Frank smiled. “It’s always hot here. General conversation is great in a waiting room or on a bus.”
“Yes. But people are only passing the time in a waiting room, not trying hard to know one another.
“Is that what we are doing?”
“Of course. You and I seem to be aiming for some objective other than small talk. I feel an intense urge to engage with you and find out more about you. I think you want to do the same.”
“I do, Frank. I don’t know what made me bring you your beer like a common barmaid. But I wanted to be near you again.”
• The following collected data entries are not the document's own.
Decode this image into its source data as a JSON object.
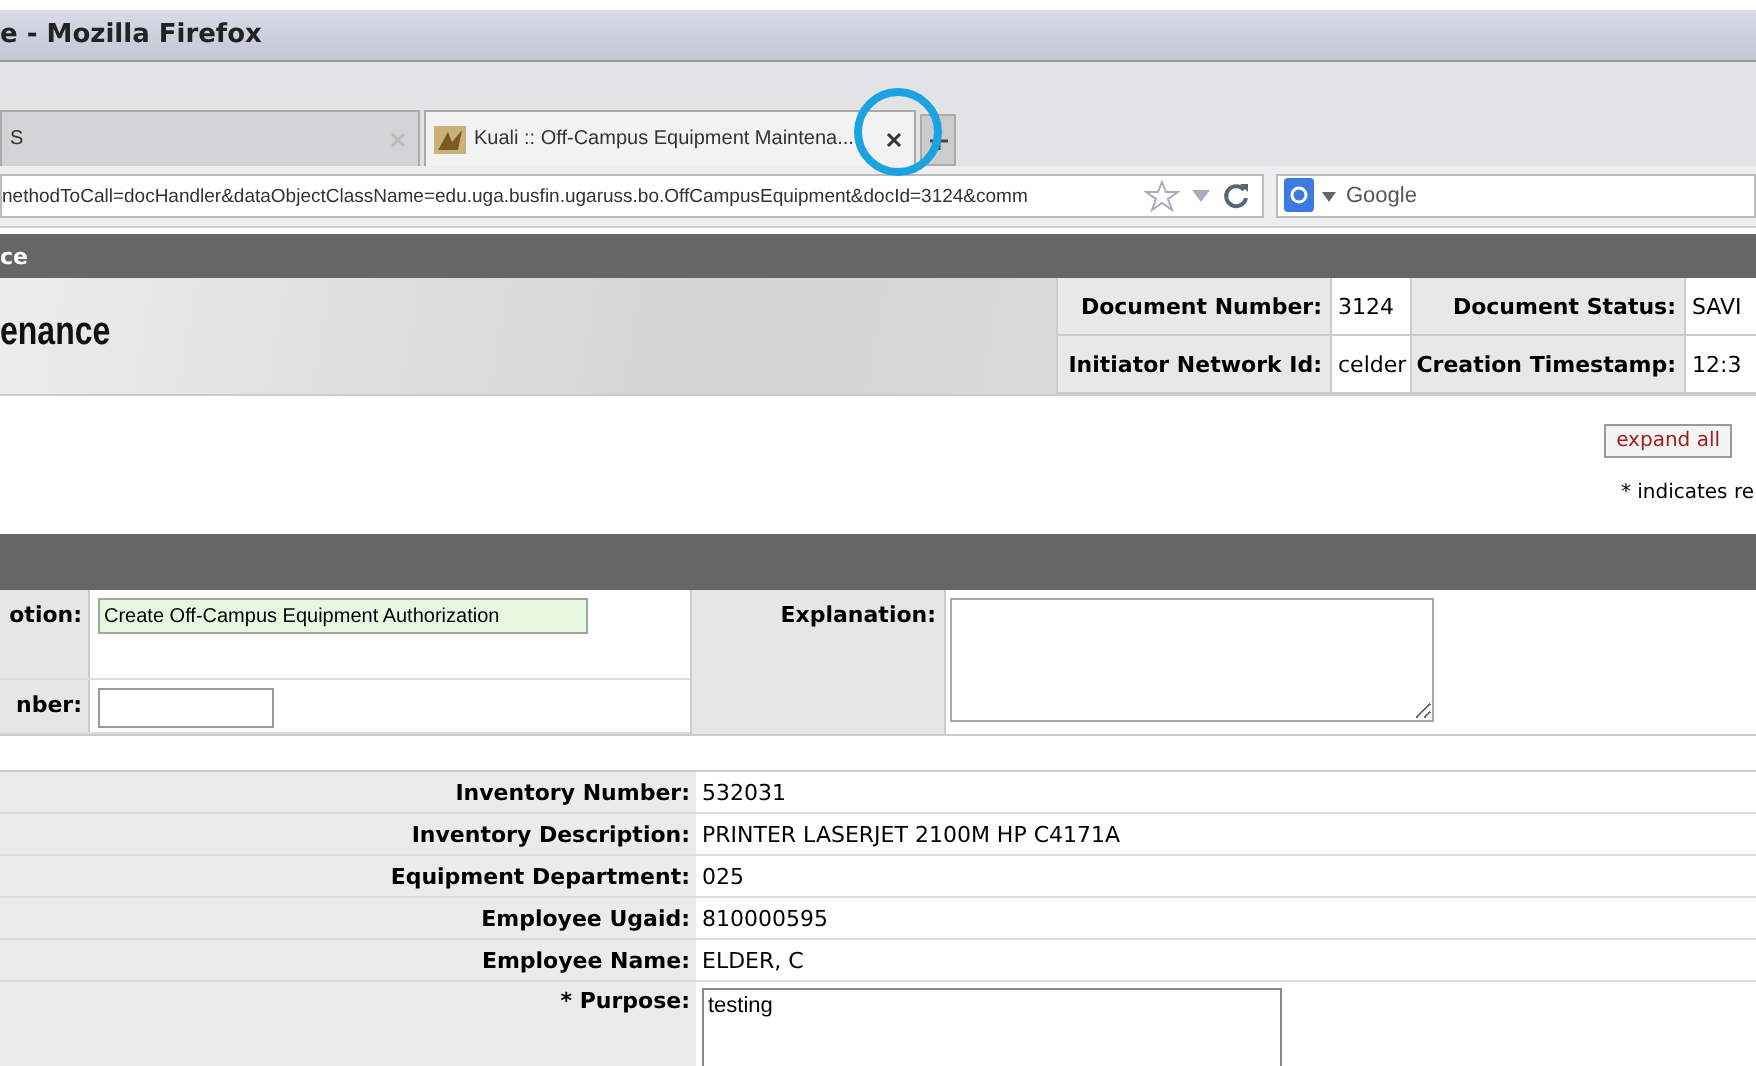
{
  "window": {
    "title": "e - Mozilla Firefox"
  },
  "tabs": [
    {
      "label": "S",
      "selected": false
    },
    {
      "label": "Kuali :: Off-Campus Equipment Maintena...",
      "selected": true
    }
  ],
  "address_bar": {
    "value": "nethodToCall=docHandler&dataObjectClassName=edu.uga.busfin.ugaruss.bo.OffCampusEquipment&docId=3124&comm"
  },
  "search": {
    "placeholder": "Google"
  },
  "page_bar": {
    "title": "ce"
  },
  "document": {
    "title": "enance",
    "info": [
      {
        "label": "Document Number:",
        "value": "3124"
      },
      {
        "label": "Document Status:",
        "value": "SAVI"
      },
      {
        "label": "Initiator Network Id:",
        "value": "celder"
      },
      {
        "label": "Creation Timestamp:",
        "value": "12:3"
      }
    ]
  },
  "expand_button": "expand all",
  "required_note": "* indicates re",
  "overview": {
    "description_label": "otion:",
    "description_value": "Create Off-Campus Equipment Authorization",
    "number_label": "nber:",
    "explanation_label": "Explanation:"
  },
  "details": [
    {
      "label": "Inventory Number:",
      "value": "532031"
    },
    {
      "label": "Inventory Description:",
      "value": "PRINTER LASERJET 2100M HP C4171A"
    },
    {
      "label": "Equipment Department:",
      "value": "025"
    },
    {
      "label": "Employee Ugaid:",
      "value": "810000595"
    },
    {
      "label": "Employee Name:",
      "value": "ELDER, C"
    }
  ],
  "purpose": {
    "label": "* Purpose:",
    "value": "testing"
  }
}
“I don’t care what you do for a living, Marie, I feel drawn to you. I like talking with you. I can hang out with my buddies and talk all night, but they can’t offer a female point of view or companionship. They can’t flash brilliant white teeth at me from behind beautiful lips, or look at me with bright, green eyes that make my throat tighten and my heart skip two beats with every blink. You have a firmness of character belied by a delicate beauty, and eyes expressive of two sentiments: come hither, and go away, go far away; I don’t know how to interpret either one. Two days ago, I launched aircraft during a battle in Vietnam; tonight, I’m battling wits with a beautiful but perplexing woman.”
Marie sat quiet, her back straight, eyes wide. She appeared anxious to Frank, like he had gone too far, or she wanted him to continue. He wasn’t sure which.
Frank paused, out of breath, his heart beating fast. “I’m sorry, Marie. I’ve said too much tonight, more than I should have. I usually don’t speak this frankly – or this much – until I’ve known a woman for, oh, eight or nine years.”
He paused again and fixed his eyes on Marie’s. “I’d better get going, I have a big day tomorrow. Goodnight, Marie. I’ve enjoyed meeting you. I hope we meet again.”